Margarita Copello fue una gran protectora de la música clásica

Margarita Copello  fue una gran   protectora de la música clásica

Margarita Copello invitada al Coloquio semanal del periodico El Dia. foto: Elieser Tapia.

SANTO DOMINGO.- Margarita Copello de Rodríguez, «la dama de la música», la mujer de gustos exquisitos por la clásica y aquella que exhibía una gran gallardía, partió de este mundo ayer jueves, dejando una gran tristeza entre sus amigos y familiares.

La Fundación Sinfonía de quien fuera su presidenta hasta el pasado 2019, fue quien confirmó su muerte en un comunicado que dejó a muchos triste al saber la noticia.

«Con profundo pesar anunciamos el fallecimiento de nuestra querida doña Margarita Copello de Rodríguez, presidenta de honor y alma de la Fundación Sinfonía, quien partió a los brazos del Señor en la mañana de hoy jueves 22 de julio, 2021», se publicó en Instagram.

En el año 2014 el periódico EL DIA la distinguió con un reportaje de dos páginas y fue allí donde muchos conocieron más de cerca a la mujer que siempre quiso estar cerca de la música clásica y dar todo lo que podía para este se impusiera.

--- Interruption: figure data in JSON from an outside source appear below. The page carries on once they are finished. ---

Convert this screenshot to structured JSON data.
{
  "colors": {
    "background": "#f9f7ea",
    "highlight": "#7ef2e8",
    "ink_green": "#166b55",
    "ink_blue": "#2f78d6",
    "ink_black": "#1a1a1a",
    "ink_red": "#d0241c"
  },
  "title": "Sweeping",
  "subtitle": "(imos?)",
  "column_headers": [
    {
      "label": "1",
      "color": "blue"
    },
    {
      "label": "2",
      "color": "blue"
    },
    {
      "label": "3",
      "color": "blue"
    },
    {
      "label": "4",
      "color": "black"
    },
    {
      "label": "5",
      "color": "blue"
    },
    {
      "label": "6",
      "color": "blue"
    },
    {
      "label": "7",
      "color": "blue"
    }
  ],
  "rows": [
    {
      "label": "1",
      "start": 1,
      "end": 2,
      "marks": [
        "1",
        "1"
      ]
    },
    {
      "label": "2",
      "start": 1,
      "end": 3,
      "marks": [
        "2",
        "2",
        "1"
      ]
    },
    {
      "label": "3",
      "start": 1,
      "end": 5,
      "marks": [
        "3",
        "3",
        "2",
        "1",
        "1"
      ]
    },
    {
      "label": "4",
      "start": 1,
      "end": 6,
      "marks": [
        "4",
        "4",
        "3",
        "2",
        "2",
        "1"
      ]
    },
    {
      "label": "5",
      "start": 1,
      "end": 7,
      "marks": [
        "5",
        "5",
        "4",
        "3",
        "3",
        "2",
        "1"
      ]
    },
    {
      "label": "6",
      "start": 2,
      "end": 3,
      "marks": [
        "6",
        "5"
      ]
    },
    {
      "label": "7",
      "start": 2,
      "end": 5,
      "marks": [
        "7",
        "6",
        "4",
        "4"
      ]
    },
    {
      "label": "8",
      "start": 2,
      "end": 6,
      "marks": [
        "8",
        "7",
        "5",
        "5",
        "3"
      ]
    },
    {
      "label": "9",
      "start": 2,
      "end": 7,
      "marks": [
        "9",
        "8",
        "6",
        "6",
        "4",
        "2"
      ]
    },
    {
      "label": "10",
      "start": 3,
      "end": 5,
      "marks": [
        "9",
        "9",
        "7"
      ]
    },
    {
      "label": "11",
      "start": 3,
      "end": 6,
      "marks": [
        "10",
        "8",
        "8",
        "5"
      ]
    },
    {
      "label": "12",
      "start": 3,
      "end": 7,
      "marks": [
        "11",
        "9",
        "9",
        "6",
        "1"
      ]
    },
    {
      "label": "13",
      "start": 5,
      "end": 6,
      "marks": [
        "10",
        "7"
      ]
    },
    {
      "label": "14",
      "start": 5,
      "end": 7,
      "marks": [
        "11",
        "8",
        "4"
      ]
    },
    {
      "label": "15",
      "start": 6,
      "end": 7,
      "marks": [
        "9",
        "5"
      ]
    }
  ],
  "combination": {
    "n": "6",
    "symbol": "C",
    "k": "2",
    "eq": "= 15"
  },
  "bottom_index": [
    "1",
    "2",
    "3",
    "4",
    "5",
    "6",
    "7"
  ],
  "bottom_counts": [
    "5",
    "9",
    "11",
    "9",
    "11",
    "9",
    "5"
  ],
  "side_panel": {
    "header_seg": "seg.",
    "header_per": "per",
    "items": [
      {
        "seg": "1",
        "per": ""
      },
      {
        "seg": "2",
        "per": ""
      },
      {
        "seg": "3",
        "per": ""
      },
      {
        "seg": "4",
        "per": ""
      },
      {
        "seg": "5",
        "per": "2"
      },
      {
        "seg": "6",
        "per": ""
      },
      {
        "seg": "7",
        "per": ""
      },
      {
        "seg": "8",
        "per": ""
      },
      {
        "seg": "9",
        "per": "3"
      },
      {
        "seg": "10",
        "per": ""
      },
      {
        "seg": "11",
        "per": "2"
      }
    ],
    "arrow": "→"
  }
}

Nacida en Santiago de los Caballeros, Coppelo sobresalió por su esmerada pasión con la que trabajó en la Fundación.

En aquella entrevista, ella que ya venía aquejada de salud habló de todo lo que había vivido y lo que sentía tras la muerte de sus padres, sus hermanos y su hijo mayor.

Fue de gustos exquisitos por la música clásica, manejaba al dedillo una sabiduría por las piezas de Verdi, Mozart y Tchaikovski que era difícil encontrar en cualquier persona, y con solo hablarle se sentia esa gran sensibilidad que perduraba en su memoria a pesar del paso de los años.

Ella era la dama de la sinfonía, que se crió envuelta en unas melodías que la hicieron la madrina protectora de la música del buen oído.

Mezcla italiana

Fue una mujer de gran gallardía, hija de padre italiano y madre dominicana, directora de la Fundación Sinfonía hasta 2019 cuando dejo el cargo, proyecto que fundó junto a su esposo Pedro Rodríguez Villacañas en 1986.

Se casó y tuvo seis hijos, a los que siempre valoró y dió gracias por ser vástagos fácil de criar y nunca dieron problemas.

Estuvo tranquila porque todos respondieron bien.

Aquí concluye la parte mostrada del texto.